For other examples of cultural institutions sharing images widely:
National Gallery (high rez) Los Angeles County Museum of Art The Met
All this just off the top of my head -
For example, the National Gallery has high-resolution scans, but they aren't downloadable (perhaps you can scrape them, but that isn't accessible to most people). LACMA has only low-resolution images.
Off the rest of your list, Rijksmuseum and the Brooklyn Museum have only low-resolution images, Cooper-Hewitt and Europeana have almost nothing (only very low-resolution). I haven't checked everything.

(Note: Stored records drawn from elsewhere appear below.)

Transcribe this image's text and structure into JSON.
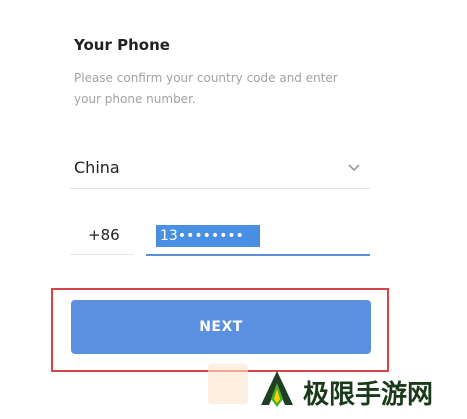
{
  "header": {
    "title": "Your Phone",
    "subtitle": "Please confirm your country code and enter your phone number."
  },
  "country": {
    "selected": "China",
    "icon": "chevron-down-icon"
  },
  "phone": {
    "country_code": "+86",
    "number": "13••••••••"
  },
  "actions": {
    "next_label": "NEXT"
  },
  "watermark": {
    "text": "极限手游网"
  },
  "colors": {
    "accent": "#5b8fe0",
    "highlight": "#d64545",
    "selection": "#4a90e2"
  }
}
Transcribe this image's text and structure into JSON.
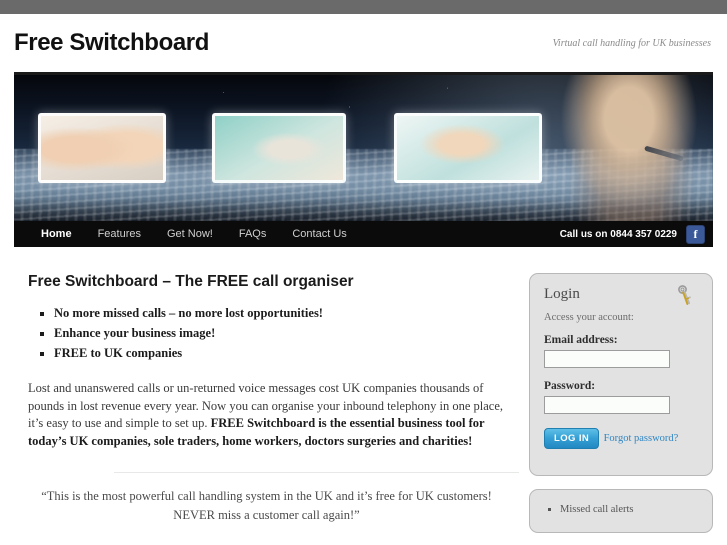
{
  "header": {
    "title": "Free Switchboard",
    "tagline": "Virtual call handling for UK businesses"
  },
  "nav": {
    "items": [
      {
        "label": "Home",
        "active": true
      },
      {
        "label": "Features",
        "active": false
      },
      {
        "label": "Get Now!",
        "active": false
      },
      {
        "label": "FAQs",
        "active": false
      },
      {
        "label": "Contact Us",
        "active": false
      }
    ],
    "call_text": "Call us on 0844 357 0229",
    "facebook_letter": "f"
  },
  "content": {
    "heading": "Free Switchboard – The FREE call organiser",
    "bullets": [
      "No more missed calls – no more lost opportunities!",
      "Enhance your business image!",
      "FREE to UK companies"
    ],
    "paragraph_regular": "Lost and unanswered calls or un-returned voice messages cost UK companies thousands of pounds in lost revenue every year. Now you can organise your inbound telephony in one place, it’s easy to use and simple to set up. ",
    "paragraph_bold": "FREE Switchboard is the essential business tool for today’s UK companies, sole traders, home workers, doctors surgeries and charities!",
    "quote_line_1": "“This is the most powerful call handling system in the UK and it’s free for UK customers!",
    "quote_line_2": "NEVER miss a customer call again!”"
  },
  "login": {
    "title": "Login",
    "subtitle": "Access your account:",
    "email_label": "Email address:",
    "email_value": "",
    "email_placeholder": "",
    "password_label": "Password:",
    "password_value": "",
    "password_placeholder": "",
    "button_label": "LOG IN",
    "forgot_label": "Forgot password?"
  },
  "features_panel": {
    "items": [
      "Missed call alerts"
    ]
  },
  "colors": {
    "nav_background": "#0b0b0b",
    "facebook_blue": "#3b5998",
    "button_blue": "#35a0d4",
    "link_blue": "#2f86c4",
    "panel_background": "#e2e2e2"
  }
}
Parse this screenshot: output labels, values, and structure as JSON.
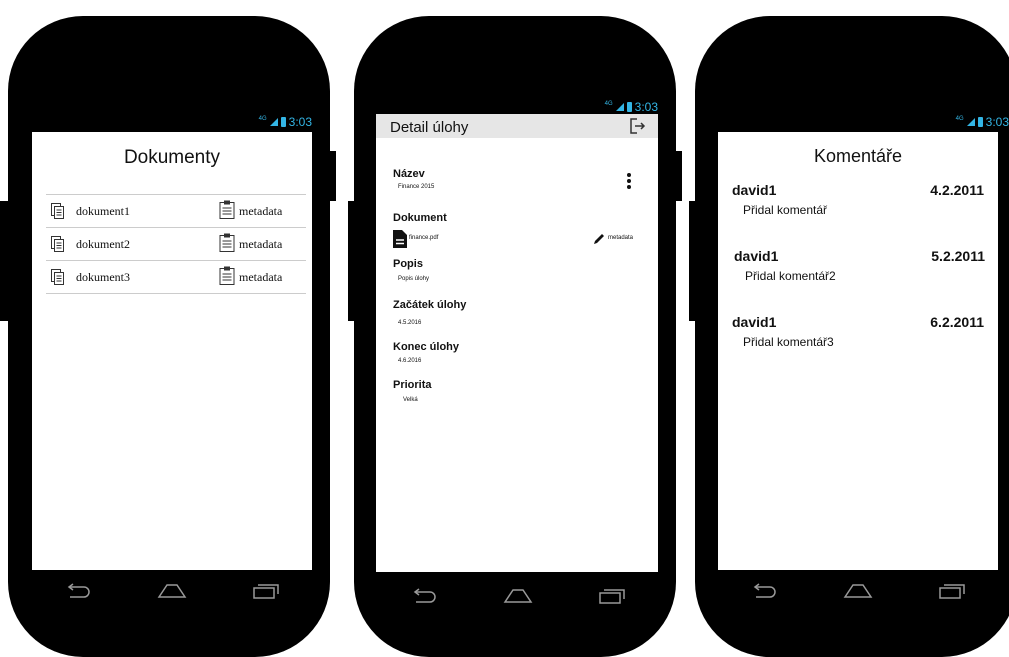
{
  "status_bar": {
    "network": "4G",
    "time": "3:03"
  },
  "colors": {
    "status_accent": "#33b5e5",
    "appbar_bg": "#e6e6e6"
  },
  "screen1": {
    "title": "Dokumenty",
    "documents": [
      {
        "name": "dokument1",
        "meta_label": "metadata"
      },
      {
        "name": "dokument2",
        "meta_label": "metadata"
      },
      {
        "name": "dokument3",
        "meta_label": "metadata"
      }
    ]
  },
  "screen2": {
    "title": "Detail úlohy",
    "fields": {
      "nazev": {
        "label": "Název",
        "value": "Finance 2015"
      },
      "dokument": {
        "label": "Dokument",
        "file": "finance.pdf",
        "meta_label": "metadata"
      },
      "popis": {
        "label": "Popis",
        "value": "Popis úlohy"
      },
      "zacatek": {
        "label": "Začátek úlohy",
        "value": "4.5.2016"
      },
      "konec": {
        "label": "Konec úlohy",
        "value": "4.6.2016"
      },
      "priorita": {
        "label": "Priorita",
        "value": "Velká"
      }
    }
  },
  "screen3": {
    "title": "Komentáře",
    "comments": [
      {
        "author": "david1",
        "date": "4.2.2011",
        "text": "Přidal komentář"
      },
      {
        "author": "david1",
        "date": "5.2.2011",
        "text": "Přidal komentář2"
      },
      {
        "author": "david1",
        "date": "6.2.2011",
        "text": "Přidal komentář3"
      }
    ]
  },
  "icons": [
    "back-icon",
    "home-icon",
    "recents-icon",
    "document-icon",
    "clipboard-icon",
    "logout-icon",
    "more-vert-icon",
    "pdf-file-icon",
    "pencil-icon"
  ]
}
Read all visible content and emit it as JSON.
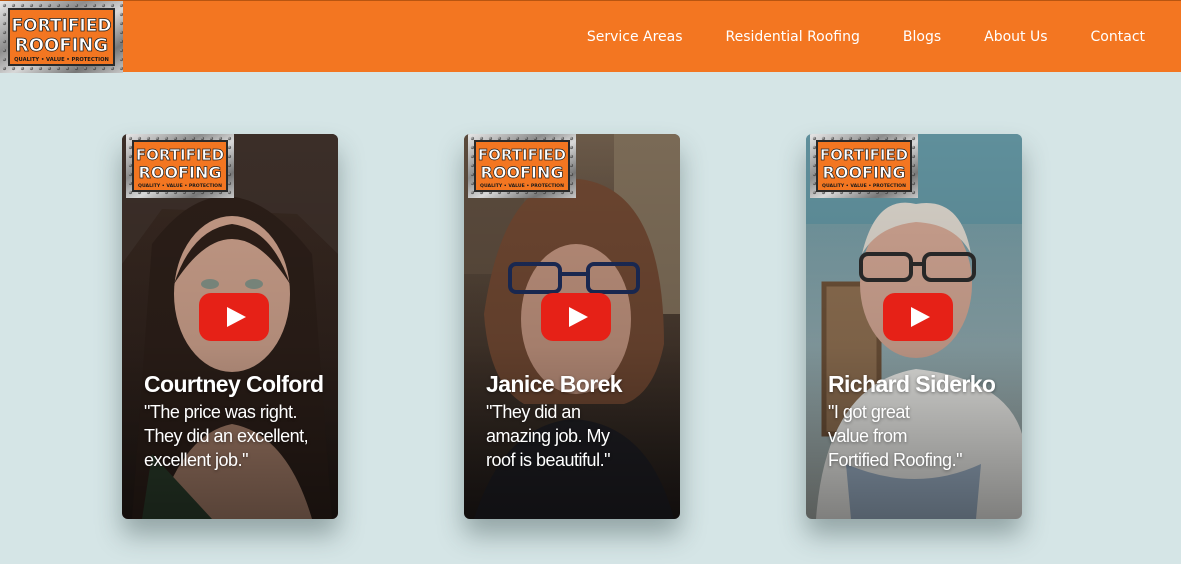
{
  "header": {
    "logo": {
      "line1": "FORTIFIED",
      "line2": "ROOFING",
      "tagline": "QUALITY • VALUE • PROTECTION"
    },
    "nav": [
      {
        "label": "Service Areas"
      },
      {
        "label": "Residential Roofing"
      },
      {
        "label": "Blogs"
      },
      {
        "label": "About Us"
      },
      {
        "label": "Contact"
      }
    ]
  },
  "testimonials": [
    {
      "name": "Courtney Colford",
      "quote": "\"The price was right.\nThey did an excellent,\nexcellent job.\""
    },
    {
      "name": "Janice Borek",
      "quote": "\"They did an\n amazing  job. My\n roof is beautiful.\""
    },
    {
      "name": "Richard Siderko",
      "quote": "\"I got great\nvalue from\nFortified Roofing.\""
    }
  ],
  "colors": {
    "header_bg": "#f37621",
    "page_bg": "#d5e5e6",
    "play_button": "#e62117",
    "logo_orange": "#f37621"
  },
  "icons": {
    "play": "youtube-play-icon",
    "logo": "fortified-roofing-logo"
  }
}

Maybe you are right that it is becoming more common, but I can't see that myself. The Met is the only example I know of that compares. The Met does have decent resolution downloads available, but the Getty's downloadable scans are still much better.
FYI, this is Copernicus https://en.wikipedia.org/wiki/Copernicus_(lunar_crater)
Observation... Copernicus is 93 km in diameter. The crater in the old print is approximately 9.3 cm in diameter. So in 1850, that astrophotographer printed a detailed 1:1,000,000 scale lunar map of that region.
Today, we can download a 1:1,000,000 scale lunar map of that region by printing the following doc at 30"x30" page size: http://planetarynames.wr.usgs.gov/images/Lunar/lac_58_wac.pd...
Then, for apples-to-apples, you can trim Copernicus out of the modern print in a 13 x 16.5 cm rectangle.
Voila, a 160-year A-B of knowledge and techniques. :)
(Someone fix my math if it's off.)
With a big enough computer the mapping data could be imported into Minecraft.
(http://www.minecraftforum.net/topic/992750-mapping-using-rea...)
Sticking to one MC block = 1 metre would be tricky with 93 km. And there might be hight limit problems too.
This tells me there's something kind of broken about this rep system, and that it is easily gamed.
Are low effort pot shots really the most valued comments on HN?
http://www.getty.edu/about/opencontentfaq.html#usingimages
Are there copyright restrictions for the Getty's open content images?
No. The first release includes 4,600 images of works of art believed to be in the public domain—in other words, works not protected by copyright under U.S. law. The Getty does not claim copyright in digital images of public domain artworks.
My question is: why now? What took so long?